Mrs Lane was to come out on the two o'clock train but didn't. I went down however and came up as soon as the train had gone, before I had gotten halfway from the station to our steps a spark dropped from the train had spread to about the size of our sitting room. I stayed down on our bridge and watched the fire awhile[.] It was in that little place bounded by the stream and railroad track. In about five minutes half of the space was burned over. Mr Schackelford came down in all the dense smoke and gallantly stamped out the fire by the steps and our bridge. I never realized how powerful a fire in the grass, like that, could get.
The news column is rather slim so you will have to excuse the display of the almighty ego in the first part. There is some news however (I expect you have heard it all before, but I'm going to tell you just the same) 1. Constance has received her appointment. She is to begin next Monday and have an afternoon school during Dec. In January she will have a morning school and will have to board in town as she can't get in in time. The Tyler building, where she is, is over near Annacostia [sic], so she is quite convenient to the Davenport's. She has a first grade and a very bare N.E. room, so all her ferns will come in handy. She has been in every school day since last Wednesday, when she got her appointment.
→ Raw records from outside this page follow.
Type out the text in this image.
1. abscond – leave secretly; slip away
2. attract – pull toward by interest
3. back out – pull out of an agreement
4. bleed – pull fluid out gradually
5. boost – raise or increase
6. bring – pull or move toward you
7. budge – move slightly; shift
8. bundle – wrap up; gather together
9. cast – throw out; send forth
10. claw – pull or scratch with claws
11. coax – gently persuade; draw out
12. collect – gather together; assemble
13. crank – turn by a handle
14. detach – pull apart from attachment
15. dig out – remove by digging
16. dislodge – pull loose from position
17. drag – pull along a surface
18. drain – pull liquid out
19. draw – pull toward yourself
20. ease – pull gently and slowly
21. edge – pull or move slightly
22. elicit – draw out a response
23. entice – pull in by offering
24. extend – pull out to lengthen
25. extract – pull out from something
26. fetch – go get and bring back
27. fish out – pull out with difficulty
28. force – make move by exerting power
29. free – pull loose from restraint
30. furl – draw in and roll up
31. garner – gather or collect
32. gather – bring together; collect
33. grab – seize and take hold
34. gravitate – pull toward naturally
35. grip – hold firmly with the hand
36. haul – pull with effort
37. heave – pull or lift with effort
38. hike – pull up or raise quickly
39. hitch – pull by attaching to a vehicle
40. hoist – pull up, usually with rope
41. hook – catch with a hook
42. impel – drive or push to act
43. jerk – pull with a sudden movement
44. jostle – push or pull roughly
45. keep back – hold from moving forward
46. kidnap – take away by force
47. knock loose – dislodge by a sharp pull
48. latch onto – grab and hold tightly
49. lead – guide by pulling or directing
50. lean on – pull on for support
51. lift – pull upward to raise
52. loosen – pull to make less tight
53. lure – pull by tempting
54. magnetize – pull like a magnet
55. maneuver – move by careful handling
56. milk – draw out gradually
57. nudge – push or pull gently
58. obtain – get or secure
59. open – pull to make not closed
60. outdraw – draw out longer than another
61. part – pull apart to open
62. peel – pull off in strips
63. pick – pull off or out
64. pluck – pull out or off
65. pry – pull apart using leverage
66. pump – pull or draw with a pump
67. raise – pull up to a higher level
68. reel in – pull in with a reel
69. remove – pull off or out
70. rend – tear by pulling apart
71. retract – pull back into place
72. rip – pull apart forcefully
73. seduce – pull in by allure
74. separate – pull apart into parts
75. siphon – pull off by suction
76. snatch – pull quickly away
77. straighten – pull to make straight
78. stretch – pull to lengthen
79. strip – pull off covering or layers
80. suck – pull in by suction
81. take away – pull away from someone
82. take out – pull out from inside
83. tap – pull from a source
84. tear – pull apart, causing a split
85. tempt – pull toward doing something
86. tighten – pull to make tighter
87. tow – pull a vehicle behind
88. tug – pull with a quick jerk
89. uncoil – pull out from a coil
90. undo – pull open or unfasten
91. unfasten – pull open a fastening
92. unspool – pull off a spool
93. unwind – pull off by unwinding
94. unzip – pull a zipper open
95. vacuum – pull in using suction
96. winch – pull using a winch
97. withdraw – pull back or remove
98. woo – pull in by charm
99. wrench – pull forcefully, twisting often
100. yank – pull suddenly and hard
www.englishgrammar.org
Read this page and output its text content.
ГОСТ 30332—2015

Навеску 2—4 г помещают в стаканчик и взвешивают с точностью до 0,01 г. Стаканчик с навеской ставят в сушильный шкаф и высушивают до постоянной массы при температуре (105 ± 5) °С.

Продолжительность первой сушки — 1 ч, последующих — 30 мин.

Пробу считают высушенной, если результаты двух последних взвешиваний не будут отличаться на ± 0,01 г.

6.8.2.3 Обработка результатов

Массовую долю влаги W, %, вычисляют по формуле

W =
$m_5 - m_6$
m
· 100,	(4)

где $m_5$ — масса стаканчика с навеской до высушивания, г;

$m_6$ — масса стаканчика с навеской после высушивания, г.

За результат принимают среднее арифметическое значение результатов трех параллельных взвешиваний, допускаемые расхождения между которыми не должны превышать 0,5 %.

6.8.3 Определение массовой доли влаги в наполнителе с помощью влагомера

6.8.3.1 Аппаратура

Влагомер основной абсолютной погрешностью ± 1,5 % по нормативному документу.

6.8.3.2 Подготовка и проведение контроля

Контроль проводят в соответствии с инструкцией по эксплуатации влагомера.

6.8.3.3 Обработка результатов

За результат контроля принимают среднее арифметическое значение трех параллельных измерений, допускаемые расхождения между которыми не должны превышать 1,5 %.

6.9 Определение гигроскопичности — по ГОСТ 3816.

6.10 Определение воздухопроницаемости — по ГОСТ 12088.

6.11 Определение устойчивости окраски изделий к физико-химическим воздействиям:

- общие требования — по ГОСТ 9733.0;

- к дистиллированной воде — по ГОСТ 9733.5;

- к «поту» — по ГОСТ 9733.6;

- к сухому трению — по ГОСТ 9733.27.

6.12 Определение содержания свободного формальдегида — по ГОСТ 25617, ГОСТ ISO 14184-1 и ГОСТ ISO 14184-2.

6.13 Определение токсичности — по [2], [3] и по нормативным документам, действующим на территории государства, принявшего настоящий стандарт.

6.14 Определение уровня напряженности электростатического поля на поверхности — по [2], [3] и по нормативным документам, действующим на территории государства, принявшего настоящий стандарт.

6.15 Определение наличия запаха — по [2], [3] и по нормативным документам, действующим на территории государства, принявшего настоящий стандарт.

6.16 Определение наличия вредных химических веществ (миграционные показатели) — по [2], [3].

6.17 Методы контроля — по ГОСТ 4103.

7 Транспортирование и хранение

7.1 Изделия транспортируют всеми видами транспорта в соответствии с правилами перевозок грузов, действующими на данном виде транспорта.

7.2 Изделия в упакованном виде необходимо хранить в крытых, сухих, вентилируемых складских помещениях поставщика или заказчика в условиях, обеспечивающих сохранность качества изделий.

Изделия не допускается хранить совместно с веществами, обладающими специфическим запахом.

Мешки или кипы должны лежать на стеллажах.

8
2. The missionary meeting was up here last Saturday. Mother and Mrs Truesdell (the lady whose cabin we had our summer at Bluemont) went in. They certainly did enjoy the informal talk and little service. We have learned a lot all ready, so we have gotten something out of it if we never have another meeting. The next is to be at May's.
3. Mrs Walter Jones has gone to New York and will go right into the city when she returns. Mrs Gomes has a very pretty flat about opposite the Y.M.C.A. on "7" st. and has gone in.
4. Cousin Mary Stocking teaches dress-making and millinery at the Y.W.C.A. and Aunt Sarah has given me a course in either I wish, starting the first of December, for a Christmas present. Which would you take?
Well as I have to write Thanksgiving letters to John and Leland I guess I'd better start them, so good by from
Yours most sincerely Margaret Plant.
I hope that you are having beautiful weather and a joyful holiday. M.M.P.